Rahmi M. Koç Müzesi'nin 30. yılı kutlamaları kapsamında, binek araçların kronolojik değişimini ele alan, "Beygir Gücü" sergisi Rahmi M. Koç Müzesi'nde açıldı.
Sergi, milattan önce 2. yüzyıldan günümüze, atın sanatta ve mühendislikteki izlerini sürmeyi ve "beygir gücü" kavramıyla otomobilin endüstri tarihindeki dönüşümünü bir arada keşfetmeyi hedefliyor.
"Atın otomobille, sanatın mühendislikle buluştuğu müthiş bir tarihsel yolculuk" temasıyla açılan sergide, at figürleri, otomobiller, tablolar, oyuncaklar ve çeşitli nesneler izleyiciye sunuluyor.
Sergi, "Rahmi M. Koç Koleksiyonu'ndan At Figürleri" ve "Rahmi M. Koç Müzesi'nden Otomobil Hikayeleri" başlıklı bölümleriyle sanatseverleri ağırlıyor.
Açılış töreninde AA muhabirine açıklamada bulunan Rahmi M. Koç Koleksiyonu'ndan At Figürleri bölümünün küratörü Serra Kanyak, her 10 yılda bir büyük sergiler hazırladıklarını dile getirerek, "30. yıl için yine Rahmi Bey'in özel ilgi alanından bir konu seçelim, dedik. Rahmi Bey, 'Atları ve arabaları, sanayiyle sanayi öncesi dönemi birleştiren bir tema olarak atı seçelim. Böyle bir sergi hazırlayalım.' dedi. Çok geniş bir konu. Ben atlarla ilgili bölümü üstlendim. Rahmi Bey'in koleksiyonunda zaten hali hazırda epeyce atla ilgili objemiz vardı. Onları değerlendirdik, bir araya getirdik." diye konuştu.
Kanyak, bir taraftan da otomobille ilgili olan kısmın hazırlandığını belirterek, şu bilgileri verdi:
"Ailenin geçmişten gelen at merakı, sevgisi olduğu için işimiz çok zor olmadı. Büyük kısmı kendi koleksiyonumuzdan oluşan parçalar oldu. Onun dışında bize destek veren Türkiye Jokey Kulübü, İstanbul Kitaplığı Çelik Gülersoy Vakfı, İnönü Vakfı gibi pek çok kurumdan destek geldi. Hem sanat hem günlük hayatta at binerken kullanılan aksamları, giysileri bir araya getirdik. O yüzden zengin bir koleksiyon oldu"
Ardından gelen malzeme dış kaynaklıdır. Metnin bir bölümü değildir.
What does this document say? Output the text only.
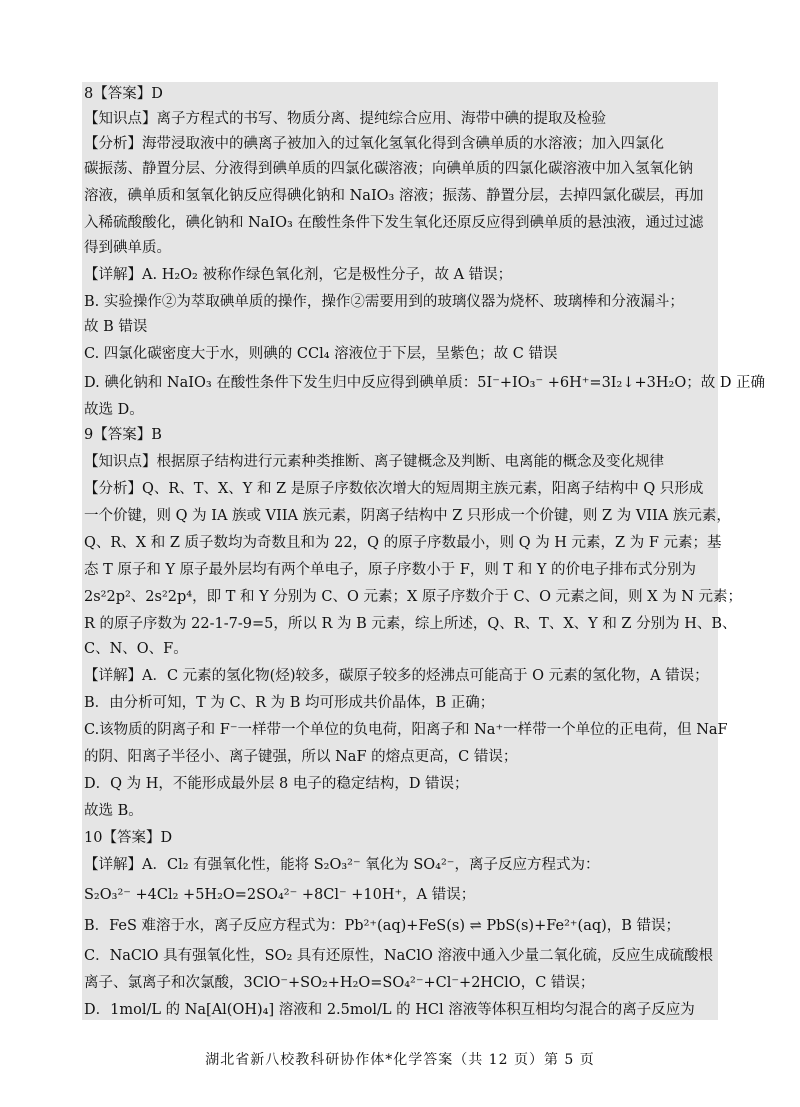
8【答案】D
【知识点】离子方程式的书写、物质分离、提纯综合应用、海带中碘的提取及检验
【分析】海带浸取液中的碘离子被加入的过氧化氢氧化得到含碘单质的水溶液；加入四氯化
碳振荡、静置分层、分液得到碘单质的四氯化碳溶液；向碘单质的四氯化碳溶液中加入氢氧化钠
溶液，碘单质和氢氧化钠反应得碘化钠和 NaIO₃ 溶液；振荡、静置分层，去掉四氯化碳层，再加
入稀硫酸酸化，碘化钠和 NaIO₃ 在酸性条件下发生氧化还原反应得到碘单质的悬浊液，通过过滤
得到碘单质。
【详解】A. H₂O₂ 被称作绿色氧化剂，它是极性分子，故 A 错误；
B. 实验操作②为萃取碘单质的操作，操作②需要用到的玻璃仪器为烧杯、玻璃棒和分液漏斗；
故 B 错误
C. 四氯化碳密度大于水，则碘的 CCl₄ 溶液位于下层，呈紫色；故 C 错误
D. 碘化钠和 NaIO₃ 在酸性条件下发生归中反应得到碘单质：5I⁻+IO₃⁻ +6H⁺=3I₂↓+3H₂O；故 D 正确
故选 D。
9【答案】B
【知识点】根据原子结构进行元素种类推断、离子键概念及判断、电离能的概念及变化规律
【分析】Q、R、T、X、Y 和 Z 是原子序数依次增大的短周期主族元素，阳离子结构中 Q 只形成
一个价键，则 Q 为 IA 族或 VIIA 族元素，阴离子结构中 Z 只形成一个价键，则 Z 为 VIIA 族元素，
Q、R、X 和 Z 质子数均为奇数且和为 22，Q 的原子序数最小，则 Q 为 H 元素，Z 为 F 元素；基
态 T 原子和 Y 原子最外层均有两个单电子，原子序数小于 F，则 T 和 Y 的价电子排布式分别为
2s²2p²、2s²2p⁴，即 T 和 Y 分别为 C、O 元素；X 原子序数介于 C、O 元素之间，则 X 为 N 元素；
R 的原子序数为 22-1-7-9=5，所以 R 为 B 元素，综上所述，Q、R、T、X、Y 和 Z 分别为 H、B、
C、N、O、F。
【详解】A．C 元素的氢化物(烃)较多，碳原子较多的烃沸点可能高于 O 元素的氢化物，A 错误；
B．由分析可知，T 为 C、R 为 B 均可形成共价晶体，B 正确；
C.该物质的阴离子和 F⁻一样带一个单位的负电荷，阳离子和 Na⁺一样带一个单位的正电荷，但 NaF
的阴、阳离子半径小、离子键强，所以 NaF 的熔点更高，C 错误；
D．Q 为 H，不能形成最外层 8 电子的稳定结构，D 错误；
故选 B。
10【答案】D
【详解】A．Cl₂ 有强氧化性，能将 S₂O₃²⁻ 氧化为 SO₄²⁻，离子反应方程式为：
S₂O₃²⁻ +4Cl₂ +5H₂O=2SO₄²⁻ +8Cl⁻ +10H⁺，A 错误；
B．FeS 难溶于水，离子反应方程式为：Pb²⁺(aq)+FeS(s) ⇌ PbS(s)+Fe²⁺(aq)，B 错误；
C．NaClO 具有强氧化性，SO₂ 具有还原性，NaClO 溶液中通入少量二氧化硫，反应生成硫酸根
离子、氯离子和次氯酸，3ClO⁻+SO₂+H₂O=SO₄²⁻+Cl⁻+2HClO，C 错误；
D．1mol/L 的 Na[Al(OH)₄] 溶液和 2.5mol/L 的 HCl 溶液等体积互相均匀混合的离子反应为
湖北省新八校教科研协作体*化学答案（共 12 页）第 5 页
- Yerli otomobillerin tarihsel serüveni anlatılıyor
"Rahmi M. Koç Müzesi'nden Otomobil Hikayeleri" bölümünün küratörü Gözde Akyüz ise Rahmi M. Koç Müzesi'nin otomobil koleksiyonuyla meşhur olduğuna dikkat çekerek, "Bu sefer farklı ülkelere, dönemlere hitap eden karışık bir koleksiyon yerine, kronolojik bir sergi oluşturmayı hedefledik. Hem eğitici, öğretici bir yanı olsun hem de popüler kültüre hitap edelim dedik. Dolayısıyla 1880'lerin sonundan, yani ilk otomobilden bugünlere, 35 otomobillik bir seçki hazırladık. Aslında serginin önemli bir parçasını kendi koleksiyonumuz oluşturuyor. Oradan bir takım mihenk taşlarını, bazı özellikleriyle ön plana çıkan, ilk güvenlik donanımlarının görülebileceği, iç tasarımıyla, motoruyla fark yaratan modelleri seçtik. Koleksiyonu tamamlamak adına özel koleksiyonerlerden ve otomobil müzelerinden de bazı otomobillerle seçkimizi tamamladık." dedi.
Akyüz, otomobilin icadından bu yana model ve oyuncak otomobillerin de piyasada hızla yerini aldığını aktararak, "Bu da büyük bir sektör. Serginin ilk bölümünde onlara da bir yer vermek istedik. Ana salonda dünya otomobillerinin, avlu kısmında da yer otomobillerin gelişimini vermeye çalıştık. Bizde ilkler mevcut. Bu konuda çok şanslıyız. Avlu kısmında ilk Anadol, Anadol STC, Anadol Böcek, dünya turu yapan bir Fiat Egea, Land Rover Defender var. Son kısımda TOGG ile de hikayemizi noktalıyoruz." ifadelerini kullandı.
Sergi, 10 Haziran 2025'e kadar ziyaret edilebilecek.